As montadoras chinesas estão assistindo ao rápido colapso do mercado russo. O que começou como uma mina de ouro após a invasão da Ucrânia agora é uma porta fechada.
Quando as montadoras ocidentais saíram, as marcas chinesas invadiram o mercado. Elas tomaram conta das concessionárias russas como se fosse uma liquidação.
Agora, no final de 2024, a nova "taxa de reciclagem" de Moscou aumentou o preço de carros básicos, aqueles com motores de um ou dois litros, em mais de US$ 8.000. Sem aviso prévio, sem compensação. Ao mesmo tempo, as taxas de juros altíssimas da Rússia estão tornando praticamente impossível para os compradores obterem financiamento.
O resultado? As vendas de carros na Rússia caíram 27% em apenas seis meses. Mas isso nem é o pior. As importações de carros chineses caíram 62% no mesmo período.
E as principais marcas de automóveis da China já estão sofrendo prejuízos. Este foi o mercado que ajudou a China a conquistar o título de maior exportadora de automóveis do mundo em 2023, com quase 20% de todas as exportações de carros inteiros destinadas à Rússia.
Marcas chinesas perdem terreno com recuo da Rússia
O prejuízo é real. A Geely, uma das maiores empresas chinesas, viu suas exportações caírem 8% entre janeiro e agosto. A Great Wall Motor mal conseguiu se manter; sem ganhos, sem perdas. Isso é um sinal de alerta para uma empresa construída sobre a expansão.

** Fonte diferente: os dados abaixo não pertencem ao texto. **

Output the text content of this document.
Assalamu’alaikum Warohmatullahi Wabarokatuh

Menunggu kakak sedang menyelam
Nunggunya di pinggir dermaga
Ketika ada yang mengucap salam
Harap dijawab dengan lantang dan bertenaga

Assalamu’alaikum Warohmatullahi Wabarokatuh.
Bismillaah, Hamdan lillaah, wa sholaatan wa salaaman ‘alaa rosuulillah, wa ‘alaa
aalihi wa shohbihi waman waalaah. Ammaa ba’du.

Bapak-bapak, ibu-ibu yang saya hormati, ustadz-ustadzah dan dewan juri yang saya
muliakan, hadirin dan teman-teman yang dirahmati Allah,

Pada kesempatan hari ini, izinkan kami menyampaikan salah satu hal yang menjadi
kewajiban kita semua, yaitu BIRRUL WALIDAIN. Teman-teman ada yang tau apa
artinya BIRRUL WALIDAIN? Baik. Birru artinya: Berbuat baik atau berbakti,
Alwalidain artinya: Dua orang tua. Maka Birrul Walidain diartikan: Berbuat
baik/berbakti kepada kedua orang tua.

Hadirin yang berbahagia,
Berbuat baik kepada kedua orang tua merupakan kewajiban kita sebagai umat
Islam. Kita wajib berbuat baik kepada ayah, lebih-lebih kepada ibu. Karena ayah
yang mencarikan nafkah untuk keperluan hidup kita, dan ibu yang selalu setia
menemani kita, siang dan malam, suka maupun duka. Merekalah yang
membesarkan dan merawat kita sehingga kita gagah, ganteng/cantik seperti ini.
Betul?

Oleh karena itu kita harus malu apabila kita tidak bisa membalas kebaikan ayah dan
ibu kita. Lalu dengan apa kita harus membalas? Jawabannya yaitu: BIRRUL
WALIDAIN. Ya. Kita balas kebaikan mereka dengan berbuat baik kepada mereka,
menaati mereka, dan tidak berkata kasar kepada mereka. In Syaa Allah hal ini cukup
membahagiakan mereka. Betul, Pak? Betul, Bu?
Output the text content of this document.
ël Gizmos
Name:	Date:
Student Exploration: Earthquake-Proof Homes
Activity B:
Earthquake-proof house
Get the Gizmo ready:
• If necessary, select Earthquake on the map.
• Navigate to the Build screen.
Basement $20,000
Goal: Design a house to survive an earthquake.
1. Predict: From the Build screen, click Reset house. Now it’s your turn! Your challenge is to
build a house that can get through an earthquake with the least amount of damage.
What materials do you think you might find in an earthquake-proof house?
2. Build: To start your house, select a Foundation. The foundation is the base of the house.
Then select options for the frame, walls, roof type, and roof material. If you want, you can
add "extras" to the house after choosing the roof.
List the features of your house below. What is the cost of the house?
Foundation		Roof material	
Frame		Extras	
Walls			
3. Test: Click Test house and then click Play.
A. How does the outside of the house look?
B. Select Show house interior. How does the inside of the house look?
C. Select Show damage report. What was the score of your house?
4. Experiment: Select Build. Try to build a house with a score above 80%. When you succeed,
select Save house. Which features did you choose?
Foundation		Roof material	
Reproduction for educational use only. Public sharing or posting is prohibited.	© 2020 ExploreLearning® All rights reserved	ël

E a Chery, a maior exportadora de automóveis do país, conseguiu aumentar as exportações em apenas 11%. Parece bom, até você perceber que no ano passado o crescimento era de 25%. Ou seja, esse ritmo se perdeu.
Enquanto isso, a BYD , a maior vendedora da China em seu mercado interno, mas sem negócios oficiais na Rússia, está agora competindo de igual para igual com a Chery. As vendas internacionais da BYD mais que dobraram. É evidente que eles estão investindo pesado em outros países enquanto todos os outros estão presos às consequências da crise na Rússia.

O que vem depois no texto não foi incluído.